Dylan is so many of the things I want, and I can’t deny the incredible chemistry between us. When we met, we played some games and then watched TV, and sitting on the couch next to him was stupidly exciting. The way he touched me wasn’t sexual, but somehow it was absolutely intoxicating. He stroked my hand, my leg, my arm, and occasionally my cheek. His touch was electrifying and literally had me panting. Like… what the fuck?! This happens so rarely to me that I truly savor it when it does. Kissing him was fantastic. Bending my rules about not “playing” on the first date was inevitable.
Nevertheless, there are complicated dynamics at play with him and his partner, and I have a hard time seeing that suddenly getting better. I can’t afford to let myself truly hope that this will last.
We were going to meet Arlo tonight, but he hasn’t answered my messages in three days, so I am making the educated assumption that he’s ghosting. Regardless, I see very few situations in which I would overlook his inconsistent communication, so even if he does reach out about meeting tonight, I don’t think I would want to.
I’m back on Feeld, the ENM (ethical non-monogamy) dating app I use. I have a few conversations going. I don’t feel extremely hopeful about any of them, only mildly hopeful about two. I do have plans next week for us to meet up with a guy I’ve been talking to for a while (very slowly and sporadically).
I also hope to schedule something with Kameron for next week.

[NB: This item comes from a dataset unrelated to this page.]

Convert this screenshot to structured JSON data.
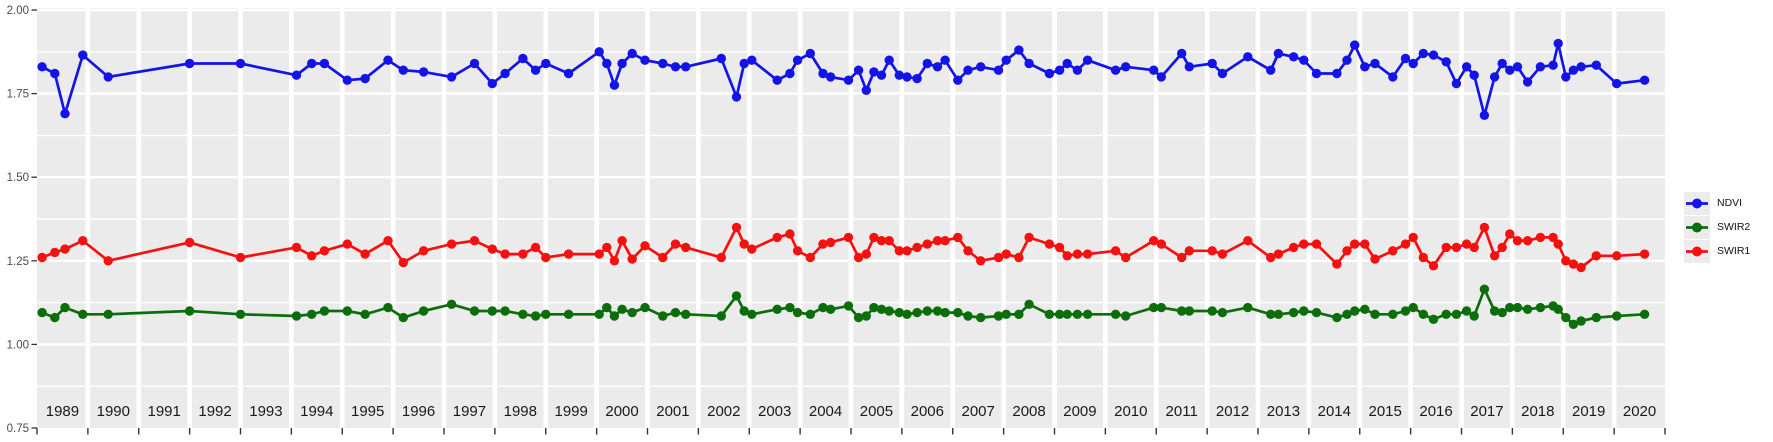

Kameron is still a good connection for me, but I do think his schedule might not have room for us, and that would make it difficult to build a meaningful relationship.
We’ve still been seeing Gerry regularly. He’s become a part of our lives that I really enjoy. When we get to see Nadine as well, it’s even more special. Honestly, our connection with them is the only really good thing in our poly lives right now. It’s easy, and lovely, and feels very natural.
And now for a quick roundup of our other minor partners.
Richard has been messaging us regularly to check in, and remind us that he’s still interested. However, scheduling has been an issue and I wouldn’t be surprised if our relationship with him fades away soon.
Wilbur has had a lot going on and our communication has been radio silence; I can’t imagine that our relationship with him is going anywhere fast.
Dakota is also incredibly busy and while he may actually be genuinely interested in us, I don’t feel confident we’ll get to see him again.
That’s it, that’s all we’ve got going on. It’s dreary, y’all.